お互いの気持ちを確かめ合って、それぞれの仕事を認め合ったのだから、すこしの別れを受け入れなければいけない。それはよくわかっていた。
けれど、大好きな人と離れてしまうのは、どうしたって辛いことだった。
秋文だけではない。千春も秋文とまた離れてアメリカに戻るのが寂しくて仕方がなかった。
自分達の選らんだ道。だけれど、迷うことだってある。
「寂しいね………。」
「……実はな、俺、春にはスペインのチームから抜ける予定なんだ。」
「え!?そうなの?」
「あぁ。契約の期間も終わるから更新しないつもりなんだ。日本代表に選ばれて思ったよ。やっぱり日本でプレイしたいって。スペインではいろいろ学べたし、いい思い出になった。」
「そっか………。じゃあ、帰国の時期は同じになるかもしれないね。」
「え……。」
千春の言葉を聞いて、秋文は千春の肩に置いていた顔を上げて、驚いた声を上げた。
それを見て、千春はくすくすの笑ってしまう。
秋文が嬉しそうな顔になっているのを、見なくてもわかってしまったのだ。
「私も赴任は長くて2年だったから。
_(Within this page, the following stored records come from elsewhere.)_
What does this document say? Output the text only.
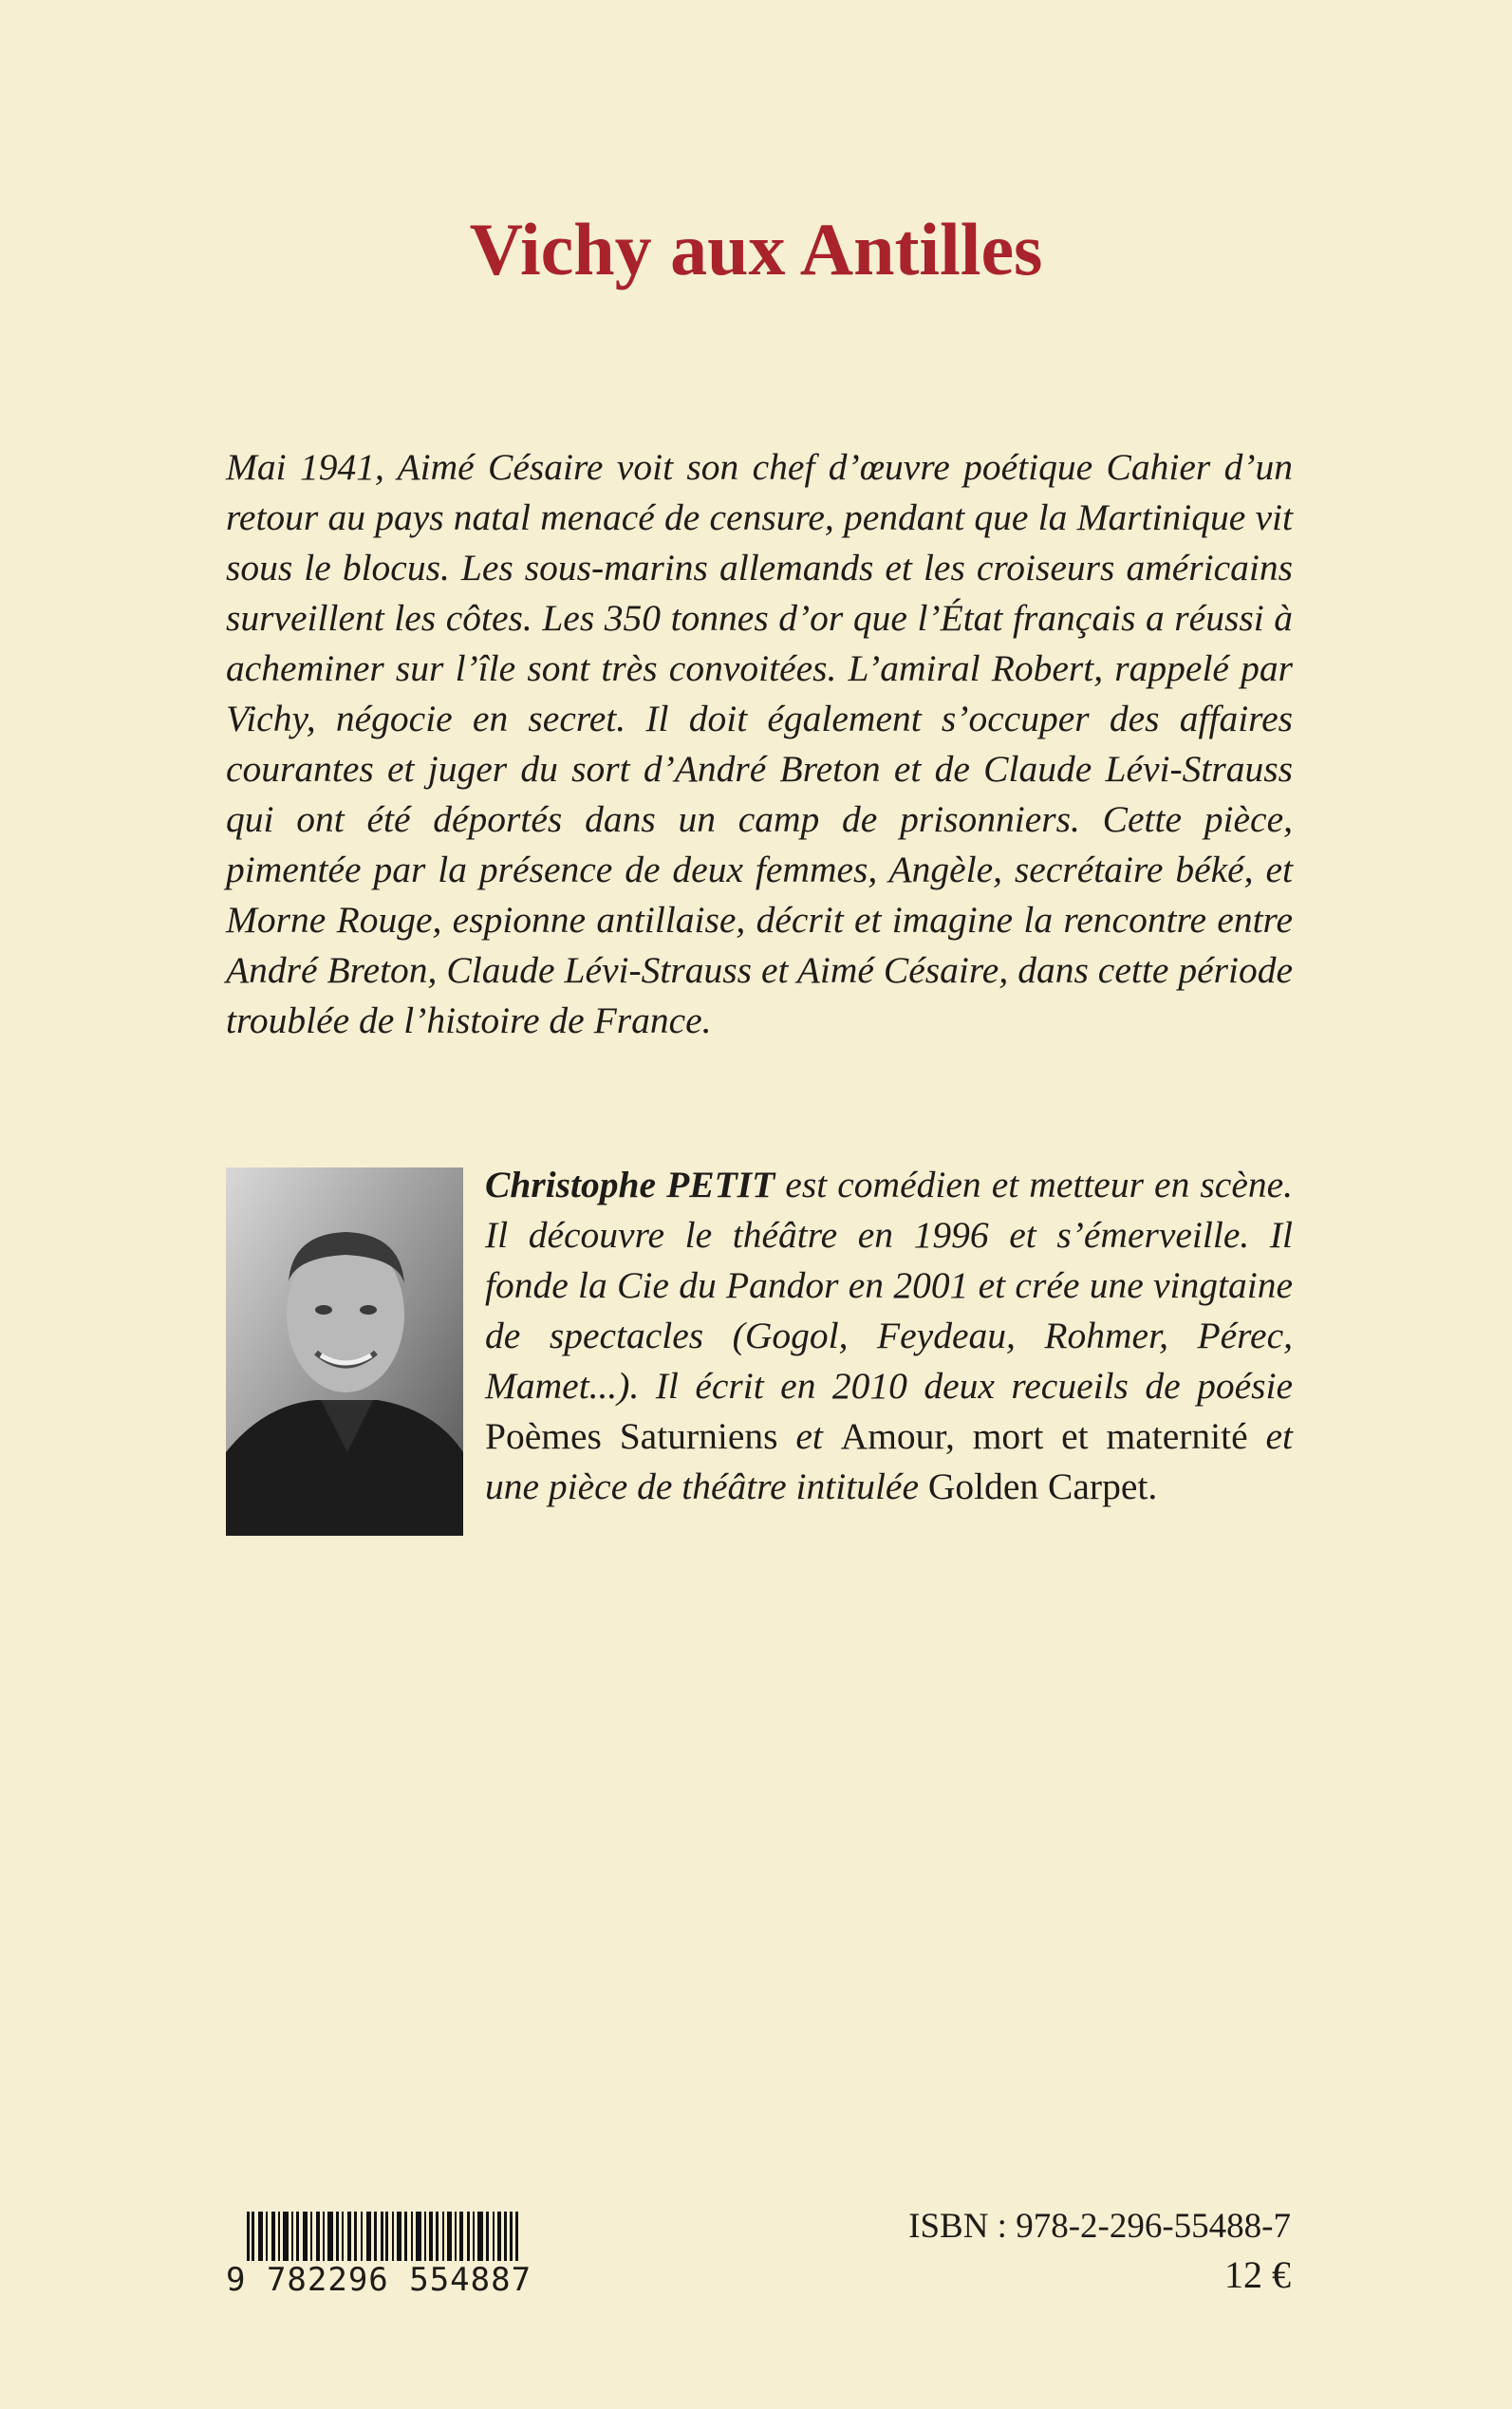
Vichy aux Antilles

Mai 1941, Aimé Césaire voit son chef d’œuvre poétique Cahier d’un retour au pays natal menacé de censure, pendant que la Martinique vit sous le blocus. Les sous-marins allemands et les croiseurs américains surveillent les côtes. Les 350 tonnes d’or que l’État français a réussi à acheminer sur l’île sont très convoitées. L’amiral Robert, rappelé par Vichy, négocie en secret. Il doit également s’occuper des affaires courantes et juger du sort d’André Breton et de Claude Lévi-Strauss qui ont été déportés dans un camp de prisonniers. Cette pièce, pimentée par la présence de deux femmes, Angèle, secrétaire béké, et Morne Rouge, espionne antillaise, décrit et imagine la rencontre entre André Breton, Claude Lévi-Strauss et Aimé Césaire, dans cette période troublée de l’histoire de France.

Christophe PETIT est comédien et metteur en scène. Il découvre le théâtre en 1996 et s’émerveille. Il fonde la Cie du Pandor en 2001 et crée une vingtaine de spectacles (Gogol, Feydeau, Rohmer, Pérec, Mamet...). Il écrit en 2010 deux recueils de poésie Poèmes Saturniens et Amour, mort et maternité et une pièce de théâtre intitulée Golden Carpet.

9 782296 554887

ISBN : 978-2-296-55488-7

12 €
そろそろ日本に戻ることになると思うんだ。まだ、正式に決まったわけじゃないけど。」
「そうか。ならまた、日本で会えるかもしれないんだな。」
「そうだね。」
千春は、笑顔でそう言いながら、抱きしめてくれている彼の寄りかかり、今度は千春から甘えるように体を預けた。
すると、秋文は千春の体をくるりと変えて、向き合うように立たせた。
そして、「千春?」と、優しく名前を呼んでくれる。千春が見上げると、微笑んだまま話を続けた。